Harden v. Town of Mount Hope

240 A.D.2d 493, 658 N.Y.S.2d 422, 1997 N.Y. App. Div. LEXIS 6104

This text of 240 A.D.2d 493 (Harden v. Town of Mount Hope) is published on Counsel Stack Legal Research, covering Appellate Division of the Supreme Court of the State of New York primary law. Counsel Stack provides free access to over 12 million legal documents including statutes, case law, regulations, and constitutions.

Bluebook
Harden v. Town of Mount Hope, 240 A.D.2d 493, 658 N.Y.S.2d 422, 1997 N.Y. App. Div. LEXIS 6104 (N.Y. Ct. App. 1997).

Opinion

In a hybrid proceeding pursuant to CPLR article 78 in the nature of mandamus seeking to compel the respondent Town of Mount Hope to enforce a traffic ordinance, and an action, inter alia, for a judgment declaring that Town of Mount Hope Ordinance No. 1-1978 does not conflict with Vehicle and Traffic Law § 1660 (a) and that the ordinance must be enforced by the Town of Mount Hope to prevent the use by the respondent Sam Sweetman of vehicles in excess of 18,000 pounds in the hauling of materials from his property located on Shoddy Hollow Road, the petitioners appeal from a judgment of the Supreme Court, Orange County (Bellantoni, J.), dated July 1, 1996, which dismissed the petitioners’ first, second, third, and fourth causes of action.

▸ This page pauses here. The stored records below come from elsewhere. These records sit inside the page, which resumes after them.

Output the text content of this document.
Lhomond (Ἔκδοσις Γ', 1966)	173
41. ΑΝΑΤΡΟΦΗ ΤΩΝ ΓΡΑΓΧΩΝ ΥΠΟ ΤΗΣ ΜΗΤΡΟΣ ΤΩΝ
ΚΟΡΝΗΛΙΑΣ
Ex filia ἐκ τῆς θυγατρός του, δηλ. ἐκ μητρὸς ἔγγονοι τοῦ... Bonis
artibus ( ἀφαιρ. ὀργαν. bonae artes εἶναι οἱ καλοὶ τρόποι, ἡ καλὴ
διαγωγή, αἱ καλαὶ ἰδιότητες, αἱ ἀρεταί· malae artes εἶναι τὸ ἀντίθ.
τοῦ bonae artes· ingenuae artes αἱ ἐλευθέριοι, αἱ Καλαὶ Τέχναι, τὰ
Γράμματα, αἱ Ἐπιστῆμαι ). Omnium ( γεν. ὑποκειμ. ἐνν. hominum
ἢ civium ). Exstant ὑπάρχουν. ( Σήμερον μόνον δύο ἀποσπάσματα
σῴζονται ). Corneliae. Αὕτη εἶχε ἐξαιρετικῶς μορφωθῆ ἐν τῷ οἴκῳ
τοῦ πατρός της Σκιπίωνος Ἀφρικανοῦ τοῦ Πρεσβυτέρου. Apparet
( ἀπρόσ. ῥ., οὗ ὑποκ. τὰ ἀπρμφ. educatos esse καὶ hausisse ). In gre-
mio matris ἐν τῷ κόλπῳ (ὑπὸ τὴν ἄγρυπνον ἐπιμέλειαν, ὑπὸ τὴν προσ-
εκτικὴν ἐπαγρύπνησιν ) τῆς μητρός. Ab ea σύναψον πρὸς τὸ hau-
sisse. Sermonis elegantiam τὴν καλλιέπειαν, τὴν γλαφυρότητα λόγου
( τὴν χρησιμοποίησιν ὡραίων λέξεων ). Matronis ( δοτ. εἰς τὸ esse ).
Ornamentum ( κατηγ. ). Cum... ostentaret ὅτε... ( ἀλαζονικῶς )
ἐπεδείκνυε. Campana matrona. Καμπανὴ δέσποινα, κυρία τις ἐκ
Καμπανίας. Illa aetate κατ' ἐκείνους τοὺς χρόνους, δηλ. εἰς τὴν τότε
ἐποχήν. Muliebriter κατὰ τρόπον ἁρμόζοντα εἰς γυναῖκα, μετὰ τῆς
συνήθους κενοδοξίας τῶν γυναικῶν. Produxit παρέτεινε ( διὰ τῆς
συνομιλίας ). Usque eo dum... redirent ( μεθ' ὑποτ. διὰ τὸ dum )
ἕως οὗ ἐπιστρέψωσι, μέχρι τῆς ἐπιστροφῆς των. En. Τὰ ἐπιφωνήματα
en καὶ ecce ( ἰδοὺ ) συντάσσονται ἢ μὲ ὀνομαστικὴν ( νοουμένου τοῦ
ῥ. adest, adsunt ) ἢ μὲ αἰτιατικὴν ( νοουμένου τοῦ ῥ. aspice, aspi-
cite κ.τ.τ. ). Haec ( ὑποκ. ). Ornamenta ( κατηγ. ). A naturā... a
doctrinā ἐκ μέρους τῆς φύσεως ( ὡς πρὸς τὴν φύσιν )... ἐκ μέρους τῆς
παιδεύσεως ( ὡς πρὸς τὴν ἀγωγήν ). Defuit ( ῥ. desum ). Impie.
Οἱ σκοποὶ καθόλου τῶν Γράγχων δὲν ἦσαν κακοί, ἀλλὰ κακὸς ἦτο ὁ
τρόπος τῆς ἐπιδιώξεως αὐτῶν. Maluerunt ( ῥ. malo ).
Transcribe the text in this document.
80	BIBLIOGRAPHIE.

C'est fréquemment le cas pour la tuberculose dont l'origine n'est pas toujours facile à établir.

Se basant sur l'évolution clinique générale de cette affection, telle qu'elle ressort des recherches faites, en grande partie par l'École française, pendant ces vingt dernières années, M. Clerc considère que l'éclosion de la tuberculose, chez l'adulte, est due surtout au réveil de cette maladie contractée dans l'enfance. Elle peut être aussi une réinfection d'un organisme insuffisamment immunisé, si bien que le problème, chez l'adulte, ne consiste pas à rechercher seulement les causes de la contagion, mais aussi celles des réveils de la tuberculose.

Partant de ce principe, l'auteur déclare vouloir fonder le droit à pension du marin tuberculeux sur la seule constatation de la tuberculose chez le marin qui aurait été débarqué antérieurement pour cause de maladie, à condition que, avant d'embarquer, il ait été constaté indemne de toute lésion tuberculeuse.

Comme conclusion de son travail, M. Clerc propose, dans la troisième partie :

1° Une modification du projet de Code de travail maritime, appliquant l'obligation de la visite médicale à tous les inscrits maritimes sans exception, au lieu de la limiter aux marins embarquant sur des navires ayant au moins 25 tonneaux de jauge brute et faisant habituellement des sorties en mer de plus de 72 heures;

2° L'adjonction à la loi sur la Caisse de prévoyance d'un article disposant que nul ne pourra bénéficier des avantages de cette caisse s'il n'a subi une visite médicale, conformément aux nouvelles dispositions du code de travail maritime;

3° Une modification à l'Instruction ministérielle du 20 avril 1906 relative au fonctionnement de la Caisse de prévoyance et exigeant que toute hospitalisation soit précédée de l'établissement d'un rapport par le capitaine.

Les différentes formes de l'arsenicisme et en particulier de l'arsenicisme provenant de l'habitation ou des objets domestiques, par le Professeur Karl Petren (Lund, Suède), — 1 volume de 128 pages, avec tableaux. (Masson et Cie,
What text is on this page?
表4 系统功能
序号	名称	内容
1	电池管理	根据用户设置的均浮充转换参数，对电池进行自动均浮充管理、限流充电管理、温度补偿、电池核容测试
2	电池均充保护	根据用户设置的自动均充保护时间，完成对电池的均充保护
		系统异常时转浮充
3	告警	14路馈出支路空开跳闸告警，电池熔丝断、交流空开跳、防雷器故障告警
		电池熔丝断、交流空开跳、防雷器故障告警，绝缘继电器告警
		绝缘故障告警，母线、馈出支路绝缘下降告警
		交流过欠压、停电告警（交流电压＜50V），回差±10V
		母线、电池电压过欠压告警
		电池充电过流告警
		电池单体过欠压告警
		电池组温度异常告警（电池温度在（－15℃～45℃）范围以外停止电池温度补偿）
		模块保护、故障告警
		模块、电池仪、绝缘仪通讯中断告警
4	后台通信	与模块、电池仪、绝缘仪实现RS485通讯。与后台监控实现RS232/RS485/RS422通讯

[494]*494Ordered that the judgment is modified, on the law, by deleting the provisions thereof dismissing the first and second causes of action and substituting therefor provisions (1) declaring that neither Town of Mount Hope Ordinance No. 1-1978 nor Vehicle and Traffic Law § 1660 (a) prevent the respondent Sam Sweetman from hauling materials from his property located on Shoddy Hollow Road, and (2) declaring that the permits issued by the New York State Department of Environmental Conservation to the respondent Sam Sweetman and approvals of his mining operation by the respondent Town of Mount Hope did not impose restrictions as to the types of trucks or the routes of said trucks going to or from his property; as so modified, the judgment is affirmed, without costs or disbursements.

We agree with the Supreme Court that neither Vehicle and Traffic Law § 1660 (a) nor Town of Mount Hope Ordinance No. 1-1978 (hereinafter the ordinance) prevent the respondent Sam Sweetman from hauling materials from his property located on Shoddy Hollow Road. Both Vehicle and Traffic Law § 1660 (a) and the ordinance provide that trucks cannot be prevented from making local deliveries on the road at issue, and the record demonstrated that the permits issued by the New York State Department of Environmental Conservation to the respondent Sam Sweetman for the operation of his mine, and the corresponding approval by the Town of Mount Hope (hereinafter the Town), imposed no conditions with respect to truck type or route.

Moreover, because the petitioners also failed to establish that Sweetman violated the ordinance or any conditions of the Town approval of his operations, the Supreme Court also properly dismissed the petitioners’ request for mandamus relief contained in their third and fourth causes of action.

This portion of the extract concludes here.